Tim Ingold est devenu l’un des personnages les plus importants de l’anthropologie contemporaine dont le travail entre en dialogue avec celui de Philippe Descola et Bruno Latour. Son premier essai traduit en français : Une brève histoire des lignes (Zones sensibles, 2011) a contribué à sa popularité en France. À l’occasion de la parution de son ouvrage de Marcher avec les dragons, Ingold revient sur la genèse de son œuvre et la dimension interdisciplinaire et actuelle de l’anthropologie, y compris dans sa dimension créative, puisqu’il entretient de nombreuses relations avec le monde de l’art. On trouvera ci-dessous la traduction française de l’entretien qui est en anglais.

Propos recueillis par N. Auray et S. Bulle. Prise de vue et montage : A. Suhamy

Le regard d’un anthropologue sur la philosophie

J’ai été formé à l’anthropologie en Grande Bretagne où la philosophie ne faisait pas partie des apprentissages, sauf de manière indirecte à travers la linguistique. En un sens, c’est important parce qu’à la différence de Philippe Descola ou Maurice Godelier qui ont fait énormément de philosophie dans leurs études, ce qui est caractéristique de la formation des anthropologues français, j’en ai fait très peu au départ et emprunté des voies différences. J’ai commencé à explorer la philosophie vers 1983, en m’intéressant à Manchester aux relations entre les systèmes sociaux et écologiques et à la relation homme/animal. Cela m’a amené à rédiger en 1986 Evolution and social life, qui est un livre sur la relation entre histoire et évolution. C’est en écrivant ce livre que j’ai compris que je devais approfondir la philosophie. J’ai d’abord lu les marxistes puis les philosophes de l’évolution.

À l’Université de Manchester vers 1987 j’ai ensuite découvert un autre livre : Bergson, L’évolution créatrice : j’ai été fasciné. J’ai trouvé que Bergson disait très simplement les choses que je tentais d’exprimer avec difficulté dans mon anthropologie. Confronter l’héritage darwinien avec le bergsonien a donc été à partir de là mon but. Bergson fut la première philosophie réelle que j’ai lue. Elle m’a profondément influencé. Puis j’ai essayé de lire Whitehead, avant tout le monde dans les sciences sociales britanniques je pense. Personne n’avait entendu parler de Deleuze en Grande-Bretagne et donc Whitehead n’était que rarement mobilisé.

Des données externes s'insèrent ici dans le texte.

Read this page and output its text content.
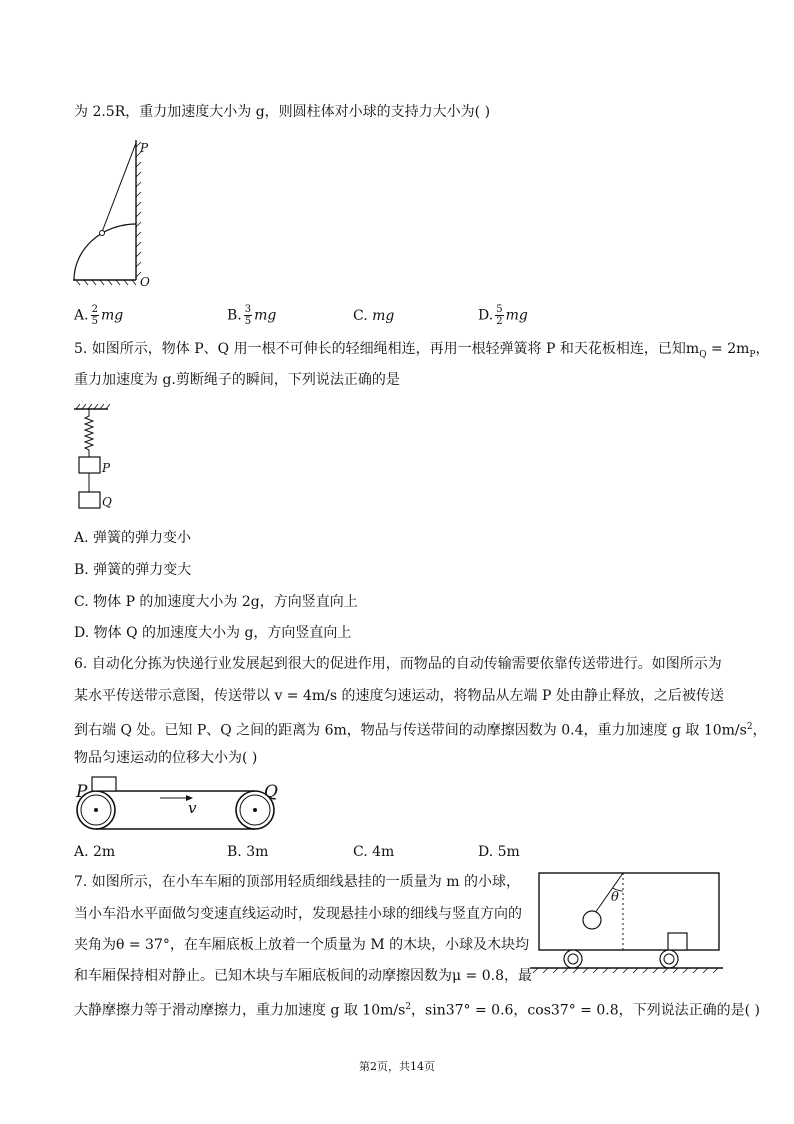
为 2.5R，重力加速度大小为 g，则圆柱体对小球的支持力大小为( )
P
O
A. $\frac{2}{5}$ mg	B. $\frac{3}{5}$ mg	C. mg	D. $\frac{5}{2}$ mg
5. 如图所示，物体 P、Q 用一根不可伸长的轻细绳相连，再用一根轻弹簧将 P 和天花板相连，已知$m_Q = 2m_P$，
重力加速度为 g.剪断绳子的瞬间，下列说法正确的是
P
Q
A. 弹簧的弹力变小
B. 弹簧的弹力变大
C. 物体 P 的加速度大小为 2g，方向竖直向上
D. 物体 Q 的加速度大小为 g，方向竖直向上
6. 自动化分拣为快递行业发展起到很大的促进作用，而物品的自动传输需要依靠传送带进行。如图所示为
某水平传送带示意图，传送带以 v = 4m/s 的速度匀速运动，将物品从左端 P 处由静止释放，之后被传送
到右端 Q 处。已知 P、Q 之间的距离为 6m，物品与传送带间的动摩擦因数为 0.4，重力加速度 g 取 $10m/s^2$，
物品匀速运动的位移大小为( )
P	Q
v
A. 2m	B. 3m	C. 4m	D. 5m
7. 如图所示，在小车车厢的顶部用轻质细线悬挂的一质量为 m 的小球，
当小车沿水平面做匀变速直线运动时，发现悬挂小球的细线与竖直方向的
夹角为θ = 37°，在车厢底板上放着一个质量为 M 的木块，小球及木块均
和车厢保持相对静止。已知木块与车厢底板间的动摩擦因数为μ = 0.8，最
大静摩擦力等于滑动摩擦力，重力加速度 g 取 $10m/s^2$，sin37° = 0.6，cos37° = 0.8，下列说法正确的是( )
θ
第2页，共14页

À chaque fois que j’ai importé des références de philosophie, de psychologie, elles étaient loin du courant principal. Ainsi même les philosophes en 1987-1990 trouvaient Bergson obsolète ; l’exemplaire de son livre à la bibliothèque était resté vierge de lecteurs depuis de longues années. De même la psychologie écologique était un peu à contre-courant en psychologie.

J’ai ensuite lu Ecological Approach to Visual Perception de Gibson. Pourquoi ce pont vers Gibson ? Parce qu’on m’avait fait remarquer que je ne pouvais pas me contenter de me confronter, pour traiter l’évolution sociale, à l’anthropologie sociale, à l’histoire, à la philosophie de la biologie. Je devais aussi importer ce qui a été dit en psychologie.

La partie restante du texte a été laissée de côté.